Magic—and the loss of it. As we grow up, we need to remove many of the things we believed in that have no place in the world of adults. I get it. Though, I still secretly believe in Santa—I just think he’s different from how we describe him now, and I hopefully my son believes that, too.
I think we all have those moments in life where innocence is ripped away, and we wonder if we’ll ever feel that mystical, joyful sense of wonder again. Change is hard. Growing up is hard. Shifting our illusions and what we want our reality to hold is hard.
Once, I wrote my books with a zeal and passion I will never be able to duplicate because life had not truly changed me yet. Yes, I dealt with a divorced family and an alcoholic father and financial issues, but my core was still the same. I believed with everything I had I’d be successful and famous. The gatekeepers meant nothing to me—even with the rejections I wrote the stories I craved to write, and when I read them, they are full of emotion and messy with the true beginner still learning craft. There was no such thing as being a social media expert, or mastering PR and marketing, and not only writing a great story but selling the hell out of twenty-four-seven.
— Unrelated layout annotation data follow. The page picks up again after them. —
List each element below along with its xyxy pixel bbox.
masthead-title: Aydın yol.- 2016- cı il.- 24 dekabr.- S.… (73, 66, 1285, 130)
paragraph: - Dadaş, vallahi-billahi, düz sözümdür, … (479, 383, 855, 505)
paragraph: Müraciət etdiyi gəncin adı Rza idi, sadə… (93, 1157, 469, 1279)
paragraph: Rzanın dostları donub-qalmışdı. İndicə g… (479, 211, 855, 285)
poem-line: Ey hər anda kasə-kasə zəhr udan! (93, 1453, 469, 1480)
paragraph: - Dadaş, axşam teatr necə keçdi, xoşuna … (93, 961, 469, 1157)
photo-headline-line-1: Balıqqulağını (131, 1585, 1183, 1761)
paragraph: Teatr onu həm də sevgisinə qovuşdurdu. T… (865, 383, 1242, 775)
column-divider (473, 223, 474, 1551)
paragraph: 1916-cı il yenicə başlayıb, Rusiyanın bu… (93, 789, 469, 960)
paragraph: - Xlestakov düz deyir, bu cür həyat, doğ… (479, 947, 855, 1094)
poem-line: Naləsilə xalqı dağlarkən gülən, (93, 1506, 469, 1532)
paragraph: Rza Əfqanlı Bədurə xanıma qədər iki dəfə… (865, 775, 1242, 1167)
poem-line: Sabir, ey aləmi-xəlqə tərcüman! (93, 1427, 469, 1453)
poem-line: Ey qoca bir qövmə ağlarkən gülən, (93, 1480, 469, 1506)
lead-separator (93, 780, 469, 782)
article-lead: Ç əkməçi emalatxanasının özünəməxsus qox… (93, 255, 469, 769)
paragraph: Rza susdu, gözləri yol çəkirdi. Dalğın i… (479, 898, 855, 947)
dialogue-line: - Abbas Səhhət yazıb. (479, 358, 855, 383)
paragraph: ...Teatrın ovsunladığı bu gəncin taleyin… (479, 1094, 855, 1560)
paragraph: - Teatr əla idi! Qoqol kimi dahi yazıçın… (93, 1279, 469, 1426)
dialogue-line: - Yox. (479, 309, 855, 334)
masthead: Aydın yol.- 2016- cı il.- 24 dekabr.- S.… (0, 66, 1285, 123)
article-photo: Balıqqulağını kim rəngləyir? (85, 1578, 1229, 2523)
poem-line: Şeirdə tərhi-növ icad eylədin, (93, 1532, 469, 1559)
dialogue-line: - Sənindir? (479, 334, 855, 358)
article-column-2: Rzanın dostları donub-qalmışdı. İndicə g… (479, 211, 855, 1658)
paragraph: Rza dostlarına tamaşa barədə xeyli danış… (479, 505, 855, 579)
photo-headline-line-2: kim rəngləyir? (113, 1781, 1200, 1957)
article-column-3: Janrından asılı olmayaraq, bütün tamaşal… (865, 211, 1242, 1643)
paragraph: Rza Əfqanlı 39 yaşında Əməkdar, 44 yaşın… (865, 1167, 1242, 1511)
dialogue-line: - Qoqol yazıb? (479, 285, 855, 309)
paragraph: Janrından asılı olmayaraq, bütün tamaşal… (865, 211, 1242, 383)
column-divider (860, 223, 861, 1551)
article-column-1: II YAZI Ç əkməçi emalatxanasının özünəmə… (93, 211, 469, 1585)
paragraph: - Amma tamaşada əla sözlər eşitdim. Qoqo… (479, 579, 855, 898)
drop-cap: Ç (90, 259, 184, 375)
I love re-visiting who that girl was and her simple dreams. Even after she learned Santa Clause wasn’t real.
When I delved deeper and began to sift through and find the magic moments I did experience later in life, a sense of peace came over me. There were many more than I thought.
The birth of my children.
When I saw Venice for the first time. And the Sistine Chapel. And Capri. Etc, etc.
When my book hit the bestseller list after thirty years of writing my ass off.
When I graduated from college with my master’s degree.
Saying I love you to a man I loved.
Getting married to the man I loved.
Holding Bella as a puppy for the first time.
The list is endless. I just needed to look again and remind myself of the things that rocked my world. And I know there’s more out there that I’m ready to experience.
Of course, this all goes back into the writing. It has to. Connecting with some of those moments and getting it on the page is the key of writing real. Writing naked.
That’s the way we keep it alive forever.
Do you have any magical moments that you’ll never forget?